5. CRM for increasing profitability
In-CRM customer data analysis lets a company know more about their most lucrative customers so as to maintain relationships with them. Monitoring of the high-LTV customers’ purchase history and responses to sales and marketing activities will help to timely react to negative signs and as a result better retain such key customers.
Company executives (CEO and CFO), in their turn, can use CRM data to forecast revenue and manage profitability. Broader goals for increasing revenue and decreasing costs can be split into smaller ones and monitored in the CRM system.

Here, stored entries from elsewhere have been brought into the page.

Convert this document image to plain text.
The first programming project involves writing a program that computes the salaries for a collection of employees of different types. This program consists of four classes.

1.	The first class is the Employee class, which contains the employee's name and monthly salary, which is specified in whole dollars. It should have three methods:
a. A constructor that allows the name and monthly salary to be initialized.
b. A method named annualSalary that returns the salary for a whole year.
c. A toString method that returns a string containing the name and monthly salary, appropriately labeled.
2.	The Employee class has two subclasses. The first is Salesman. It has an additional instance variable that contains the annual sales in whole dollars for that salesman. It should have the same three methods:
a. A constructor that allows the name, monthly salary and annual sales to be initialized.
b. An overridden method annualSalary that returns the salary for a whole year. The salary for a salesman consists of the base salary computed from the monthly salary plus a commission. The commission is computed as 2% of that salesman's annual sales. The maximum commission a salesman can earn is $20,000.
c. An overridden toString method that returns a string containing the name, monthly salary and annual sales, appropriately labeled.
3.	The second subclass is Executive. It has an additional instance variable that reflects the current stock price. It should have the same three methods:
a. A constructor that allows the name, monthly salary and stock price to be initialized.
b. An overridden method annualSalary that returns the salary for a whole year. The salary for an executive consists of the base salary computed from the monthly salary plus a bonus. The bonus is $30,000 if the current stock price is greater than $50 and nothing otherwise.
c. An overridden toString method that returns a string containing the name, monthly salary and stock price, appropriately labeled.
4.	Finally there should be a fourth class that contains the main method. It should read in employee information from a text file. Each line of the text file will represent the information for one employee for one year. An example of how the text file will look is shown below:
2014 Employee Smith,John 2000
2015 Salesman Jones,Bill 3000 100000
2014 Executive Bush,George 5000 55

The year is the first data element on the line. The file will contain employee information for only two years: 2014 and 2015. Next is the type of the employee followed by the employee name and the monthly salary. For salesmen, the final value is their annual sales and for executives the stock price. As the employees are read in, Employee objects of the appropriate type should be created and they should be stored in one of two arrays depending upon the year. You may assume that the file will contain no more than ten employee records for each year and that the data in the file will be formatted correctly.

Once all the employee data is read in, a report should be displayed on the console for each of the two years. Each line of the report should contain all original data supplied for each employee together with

For example, to increase cash inflow, a company can set cross-selling and upselling targets. At the sales agents’ level, best practices visible for weaker performers in a CRM will let them convert more leads, while automated nurturing notifications will save all sales agents’ time, allow processing of more leads per quarter, and as a result raise returns on the employment costs.
Advanced CRM as the next step
This article by no means disregards the benefits of a sales-oriented CRM tool. Its initial mission will remain, no matter how many years will pass. Still, today CRM consultants advise to look at the CRM software from a wider perspective and use its data for a company’s strategic development. We think this is the next maturity level of CRM adoption, do you? Feel free to share your thoughts in the comment feed.